Page:Cicéron - Œuvres complètes, Nisard, 1864, tome I.djvu/267

La bibliothèque libre.
Le texte de cette page a été corrigé et est conforme au fac-similé.

Dans la narration qui regarde les personnes, on doit reconnaître, avec les faits, le langage et les passions des personnages ; par exemple :

Mon frère vient souvent me crier : Que faites-vous, Milion ? Pourquoi nous perdre ce jeune homme ? pourquoi a-t-il une maîtresse ? pourquoi boit-il ? pourquoi fournissez-vous à ses folles dépenses ? Vous l’habillez trop magnifiquement ; vous êtes trop faible pour lui. Mon frère est trop sévère ; il l’est plus que la justice et le bien ne l’exigent.

C’est là qu’on doit trouver réunis la variété, les grâces du style, la peinture des passions et des mouvements du cœur, la sévérité, la douceur, la crainte, l’espoir, le soupçon, le désir, la feinte, l’erreur, la compassion, des révolutions, des changements de fortune, des revers soudains, des succès inattendus, et un agréable dénouement. Mais c’est en traitant de l’élocution que nous enseignerons l’art d’employer tous ces ornements du style. Occupons-nous maintenant de la narration qui renferme l’exposition de la cause.

XX. Brièveté, clarté, vraisemblance, voilà les trois qualités de la narration. Elle a le mérite de la brièveté, si l’orateur commence où il faut commencer, sans remonter trop haut ; s’il ne donne point des détails, quand il ne faut que des résultats ; car souvent il suffit d’énoncer un fait sans en développer les circonstances ; s’il s’arrête au moment de dire des choses inutiles ; s’il ne s’égare pas dans des digressions ; s’il s’exprime de manière à ce qu’on puisse, de ce qu’il dit, conclure ce qu’il ne dit point ; s’il omet non seulement tout ce qui lui est défavorable, mais encore tout ce qui ne lui est ni avantageux ni nuisible ; enfin s’il ne se répète jamais, s’il ne revient jamais sur ses pas. Mais n’allez pas vous laisser tromper par un air de concision. Que de gens ne sont jamais plus longs que quand ils se piquent de brièveté’Ils tâchent de dire beaucoup de choses en peu de mots, au lieu de se borner à un petit nombre de choses essentielles ; car souvent on regarde comme concision de s’exprimer ainsi : « J’approche de la maison, j’appelle son esclave ; il me répond ; je lui demande son maître ; il m’assure qu’il n’y est pas. Il est impossible de dire plus de choses en moins de mots ; mais c’est encore être long, puisqu’il suffisait de dire qu’il n’y était pas. » Fuyez donc cette prétendue concision, et retranchez les circonstances inutiles avec autant de soin que les mots parasites.
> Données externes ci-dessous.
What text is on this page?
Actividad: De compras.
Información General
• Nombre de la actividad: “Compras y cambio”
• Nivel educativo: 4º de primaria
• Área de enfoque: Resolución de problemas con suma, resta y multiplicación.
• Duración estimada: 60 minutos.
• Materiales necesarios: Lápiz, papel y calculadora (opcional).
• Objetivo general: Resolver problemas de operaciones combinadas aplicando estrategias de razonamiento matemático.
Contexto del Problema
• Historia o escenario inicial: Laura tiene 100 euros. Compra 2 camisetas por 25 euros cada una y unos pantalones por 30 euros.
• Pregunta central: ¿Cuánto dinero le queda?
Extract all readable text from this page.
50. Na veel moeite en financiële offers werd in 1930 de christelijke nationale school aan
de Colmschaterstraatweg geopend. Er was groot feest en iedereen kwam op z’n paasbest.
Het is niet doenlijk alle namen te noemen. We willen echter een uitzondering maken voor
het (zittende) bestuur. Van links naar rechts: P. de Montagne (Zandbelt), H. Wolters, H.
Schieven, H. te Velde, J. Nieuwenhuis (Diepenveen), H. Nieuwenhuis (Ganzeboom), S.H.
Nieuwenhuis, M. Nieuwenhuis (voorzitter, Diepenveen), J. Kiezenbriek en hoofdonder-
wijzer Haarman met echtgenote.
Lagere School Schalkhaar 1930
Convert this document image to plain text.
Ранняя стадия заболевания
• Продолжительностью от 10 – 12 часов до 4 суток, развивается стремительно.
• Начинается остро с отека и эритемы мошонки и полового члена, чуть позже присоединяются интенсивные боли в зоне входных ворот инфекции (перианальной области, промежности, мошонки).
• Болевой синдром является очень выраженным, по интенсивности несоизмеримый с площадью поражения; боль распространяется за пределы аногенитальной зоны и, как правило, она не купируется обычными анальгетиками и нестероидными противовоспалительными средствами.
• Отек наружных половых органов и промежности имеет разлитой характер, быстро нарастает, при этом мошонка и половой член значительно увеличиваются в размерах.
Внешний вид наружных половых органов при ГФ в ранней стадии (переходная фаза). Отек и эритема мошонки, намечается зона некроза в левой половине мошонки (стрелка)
La clarté de la narration consiste à exposer d’abord ce qui s’est fait d’abord, à suivre l’ordre des temps et des faits, à se conformer à la vérité ou à la vraisemblance. Il faut prendre garde de n’être ni confus ni entortillé ; ne point divaguer ; ne point remonter trop haut ; ne pas aller trop loin, et ne rien omettre d’essentiel ; en un mot, tous les préceptes donnés pour la brièveté peuvent s’appliquer à la clarté ; car souvent l’on est inintelligible plutôt à force d’être long qu’à force d’être obscur. Il faut aussi n’employer que des expressions claires ; mais nous parlerons de ce mérite en traitant de l’élocution.